Погоню никто не отменял; кротобои оставались кротобоями: они делали свои умозаключения, полагаясь на свои навыки и охотничье чутье. С той только разницей, что теперь философия капитана Напхи оставляла еще электрический след, который подтверждал или не подтверждал их предположения. А еще раз или два у капитана, когда она возилась со своим приемником, был такой вид, словно она беззвучно повторяла какие-то слова, среди которых было и «спасибо».
Насмешник Джек шел под землей не так, как полагается нормальным мульдиварпам.
— Откуда он знает? — вслух недоумевал Вуринам. — Ну, вот как он узнает, что мы висим у него на хвосте? Почему он все время пытается сбежать? — Так он интерпретировал необычайную стремительность и уклончивость большого зверя.
— Он давно уже дразнит капитана, — шептались другие. Потому-то он ее философия.
Но Хоб Вуринам задавался еще одним вопросом. Как-то вечером, когда они огибали полосу льда, багровевшую в кровавом пламени заката, он, нервно вывернув карманы наружу и снова вставив их на место, обратился к доктору Фремло:
— Как, по-вашему, это не похоже на мошенничество?
Доктор наблюдал за потасовкой сурков возле норы. Фремло ничего не ответил.
— Если Напхи возьмет Джека-Насмешника таким способом, — продолжал Вуринам, — не будет ли это мошенническим завершением ее философии? Разве можно облегчать себе путь, пользуясь тайным знанием, как вы думаете, доктор? — Фремло на ходу запустил комком бумаги в дерущихся сурков. — Интересно, что бы сказал Шэм, — продолжил Вуринам.
— Вряд ли что-нибудь особенное, — отозвался Фремло. — Это же не утиль, верно? Это просто большой крот.

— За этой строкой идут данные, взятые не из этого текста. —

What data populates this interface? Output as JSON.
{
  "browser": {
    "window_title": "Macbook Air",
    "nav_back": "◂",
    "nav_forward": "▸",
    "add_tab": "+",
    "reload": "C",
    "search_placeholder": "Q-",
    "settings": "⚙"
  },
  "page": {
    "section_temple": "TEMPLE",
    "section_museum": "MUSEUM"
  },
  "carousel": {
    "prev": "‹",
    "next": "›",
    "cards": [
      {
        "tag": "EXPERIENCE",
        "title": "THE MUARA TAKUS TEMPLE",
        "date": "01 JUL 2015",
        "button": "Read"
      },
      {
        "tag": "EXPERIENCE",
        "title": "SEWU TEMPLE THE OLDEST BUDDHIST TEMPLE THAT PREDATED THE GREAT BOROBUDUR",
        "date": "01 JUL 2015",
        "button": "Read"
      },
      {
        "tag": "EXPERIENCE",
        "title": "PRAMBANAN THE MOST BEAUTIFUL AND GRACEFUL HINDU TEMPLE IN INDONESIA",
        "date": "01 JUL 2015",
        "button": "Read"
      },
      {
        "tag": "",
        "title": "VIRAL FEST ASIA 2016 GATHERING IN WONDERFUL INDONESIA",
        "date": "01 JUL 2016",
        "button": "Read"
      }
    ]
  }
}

Солнце село, пока они двое продолжали разговор о Шэме, а транспортное средство, лояльность которому они оба сохраняли за повременную оплату, нарезало спирали по пересекающимся участкам путей, постепенно сокращая расстояние между собой и объектом страсти своего капитана.
Глава 55
В первый раз или два, выманивая ее к себе с неба, Шэм просто гладил шерстку Дэйби, наслаждаясь присутствием существа, которому он был важен как таковой, а не как ходячее подтверждение того, что некий фрагмент рельсоморья есть тот самый фрагмент рельсоморья с того самого снимка. Между тем опознание продолжалось. Он уже сказал «да» окаменелому лесу; леднику, который наползал на рельсоморье и уже почти съел рельсы в одном месте; фрагменту узнаваемо кочковатой земли. «Это ты видел?»
Каждый раз, когда Шэма выводили на опознание, Дэйби описывала круги в небе. Каждый раз Шэм говорил «да» — до того, последнего случая, когда он, помешкав, сказал правду: «нет». И капитан Элфриш, подумав, кивнул и сменил курс.
Дэйби отказывалась заходить в камеру Шэма, но присаживалась на край крошечного окошка. Шэм раскидывал руки, точно крылья, а потом оживленно тыкал пальцем в проплывавшие мимо острова, поощряя мышь отправиться туда, попугать местных чаек и поискать корма. После чего заманивал ее обратно. Он глядел, как она кувыркается под облаками и верхним небом над зубчатым краем утильного рифа.
Где же они ехали?
Жизнь Шэма зависела от милосердия человека, не знавшего пощады. От настроения убийц, которые легко могли швырнуть его за борт или подвесить на крюке над землей просто так, забавы ради.